I told her it was better to get it checked to put both of our minds at rest
How has your clinic adapted following COVID-19 to be able to meet the needs of your patients, such as in this case?
What did you identify during the consultation and what was your reaction?KD: I saw the patient just before her surgery and I noticed a skin lesion on her lid margin during a simple inspection, then confirmed my suspicions under the microscope in the theatre. I suspected a basal cell carcinoma (BCC) lesion, which is a slow-growing local skin cancer. I concluded the lesion needed further inspection and a biopsy by an oculoplastic surgeon.
How did you approach explaining what you had identified to the patient?KD: I asked the patient a few questions about the history of the lesion and if she’d had it looked at by a specialist. Then I told her it was better to get it checked to put both of our minds at rest, as lids are not my area of expertise.
What were the next steps that you took, and what was the significance of these steps to this case?KD: After performing Marion’s cataract surgery, I wrote an urgent referral letter to the patient’s GP asking them to refer her to her local oculoplastic surgeon. The wonderful team at SpaMedica made sure the letter reached the GP in no time.
When did you hear about the results of your referral and how have you been involved since?KD: When I saw Marion for her second cataract surgery a few weeks later, she expressed how happy she was with our team’s actions and intervention.

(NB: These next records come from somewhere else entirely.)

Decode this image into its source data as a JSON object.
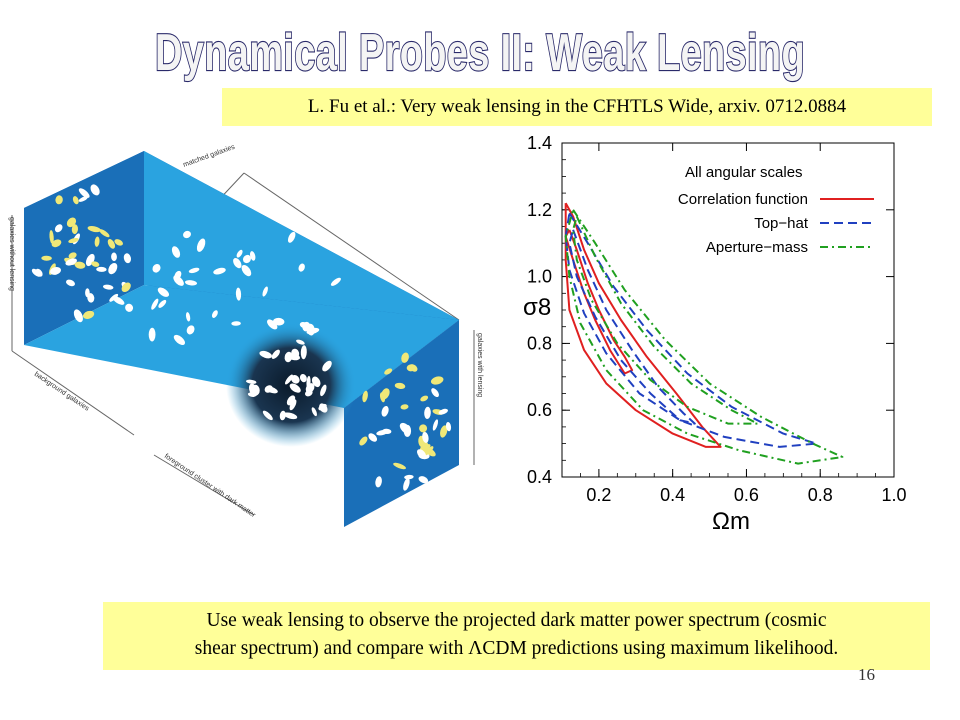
{
  "slide": {
    "title": "Dynamical Probes II: Weak Lensing",
    "citation": "L. Fu et al.: Very weak lensing in the CFHTLS Wide, arxiv. 0712.0884",
    "caption_line1": "Use weak lensing to observe the projected dark matter power spectrum (cosmic",
    "caption_line2": "shear spectrum) and compare with ΛCDM predictions using maximum likelihood.",
    "page_number": "16"
  },
  "illustration": {
    "label_matched": "matched galaxies",
    "label_back_wall": "galaxies without lensing",
    "label_front_wall": "galaxies with lensing",
    "label_background": "background galaxies",
    "label_foreground": "foreground cluster with dark matter",
    "colors": {
      "panel_dark": "#1a6fb8",
      "panel_light": "#2aa3e0",
      "galaxy_yellow": "#f0e878"
    }
  },
  "chart_data": {
    "type": "line",
    "title": "",
    "xlabel": "Ωm",
    "ylabel": "σ8",
    "xlim": [
      0.1,
      1.0
    ],
    "ylim": [
      0.4,
      1.4
    ],
    "xticks": [
      "0.2",
      "0.4",
      "0.6",
      "0.8",
      "1.0"
    ],
    "yticks": [
      "1.4",
      "1.2",
      "1.0",
      "0.8",
      "0.6",
      "0.4"
    ],
    "legend_title": "All angular scales",
    "legend_placement": "top-right",
    "series": [
      {
        "name": "Correlation function",
        "color": "#e02020",
        "dash": "solid",
        "contours": [
          [
            [
              0.12,
              1.14
            ],
            [
              0.14,
              1.08
            ],
            [
              0.17,
              0.98
            ],
            [
              0.2,
              0.9
            ],
            [
              0.24,
              0.81
            ],
            [
              0.27,
              0.76
            ],
            [
              0.29,
              0.72
            ],
            [
              0.27,
              0.71
            ],
            [
              0.23,
              0.78
            ],
            [
              0.19,
              0.87
            ],
            [
              0.16,
              0.95
            ],
            [
              0.13,
              1.05
            ],
            [
              0.11,
              1.12
            ],
            [
              0.12,
              1.14
            ]
          ],
          [
            [
              0.11,
              1.22
            ],
            [
              0.13,
              1.18
            ],
            [
              0.16,
              1.08
            ],
            [
              0.2,
              0.98
            ],
            [
              0.26,
              0.87
            ],
            [
              0.33,
              0.76
            ],
            [
              0.41,
              0.65
            ],
            [
              0.48,
              0.55
            ],
            [
              0.53,
              0.49
            ],
            [
              0.49,
              0.49
            ],
            [
              0.4,
              0.53
            ],
            [
              0.3,
              0.6
            ],
            [
              0.22,
              0.68
            ],
            [
              0.16,
              0.78
            ],
            [
              0.12,
              0.9
            ],
            [
              0.11,
              1.05
            ],
            [
              0.11,
              1.22
            ]
          ]
        ]
      },
      {
        "name": "Top−hat",
        "color": "#2040c0",
        "dash": "dashed",
        "contours": [
          [
            [
              0.13,
              1.14
            ],
            [
              0.17,
              1.02
            ],
            [
              0.22,
              0.9
            ],
            [
              0.29,
              0.78
            ],
            [
              0.36,
              0.67
            ],
            [
              0.43,
              0.59
            ],
            [
              0.46,
              0.56
            ],
            [
              0.42,
              0.57
            ],
            [
              0.34,
              0.65
            ],
            [
              0.26,
              0.75
            ],
            [
              0.19,
              0.88
            ],
            [
              0.14,
              1.0
            ],
            [
              0.12,
              1.1
            ],
            [
              0.13,
              1.14
            ]
          ],
          [
            [
              0.12,
              1.19
            ],
            [
              0.17,
              1.1
            ],
            [
              0.24,
              0.97
            ],
            [
              0.33,
              0.84
            ],
            [
              0.44,
              0.71
            ],
            [
              0.56,
              0.61
            ],
            [
              0.7,
              0.53
            ],
            [
              0.79,
              0.5
            ],
            [
              0.69,
              0.49
            ],
            [
              0.54,
              0.52
            ],
            [
              0.42,
              0.57
            ],
            [
              0.31,
              0.65
            ],
            [
              0.22,
              0.77
            ],
            [
              0.16,
              0.89
            ],
            [
              0.12,
              1.02
            ],
            [
              0.11,
              1.12
            ],
            [
              0.12,
              1.19
            ]
          ]
        ]
      },
      {
        "name": "Aperture−mass",
        "color": "#20a020",
        "dash": "dashdot",
        "contours": [
          [
            [
              0.14,
              1.18
            ],
            [
              0.19,
              1.06
            ],
            [
              0.26,
              0.92
            ],
            [
              0.35,
              0.79
            ],
            [
              0.45,
              0.68
            ],
            [
              0.56,
              0.6
            ],
            [
              0.63,
              0.56
            ],
            [
              0.55,
              0.56
            ],
            [
              0.44,
              0.61
            ],
            [
              0.34,
              0.69
            ],
            [
              0.25,
              0.8
            ],
            [
              0.18,
              0.93
            ],
            [
              0.14,
              1.05
            ],
            [
              0.13,
              1.14
            ],
            [
              0.14,
              1.18
            ]
          ],
          [
            [
              0.13,
              1.2
            ],
            [
              0.19,
              1.1
            ],
            [
              0.27,
              0.96
            ],
            [
              0.38,
              0.81
            ],
            [
              0.5,
              0.68
            ],
            [
              0.64,
              0.58
            ],
            [
              0.78,
              0.5
            ],
            [
              0.86,
              0.46
            ],
            [
              0.74,
              0.44
            ],
            [
              0.58,
              0.48
            ],
            [
              0.44,
              0.53
            ],
            [
              0.32,
              0.6
            ],
            [
              0.22,
              0.72
            ],
            [
              0.15,
              0.86
            ],
            [
              0.12,
              1.0
            ],
            [
              0.11,
              1.12
            ],
            [
              0.13,
              1.2
            ]
          ]
        ]
      }
    ]
  }
}
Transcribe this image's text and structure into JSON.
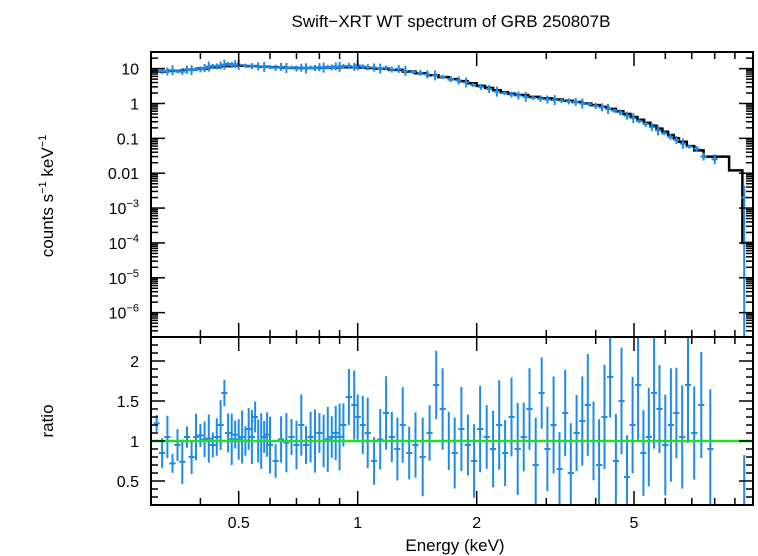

What would be your three top tips to other practitioners when making a referral?
If you have any suspicions or concerns about a patient’s care and safety, even if it's not in your area of practice or expertise, make sure you raise and act on those concerns
If you are not sure or don't know what you found during a patient’s examination, always ask for help or a second opinion and don't ignore or dismiss it
Follow up to ensure that any referrals reach their intended destination quickly, and that the appropriate action is taken from there.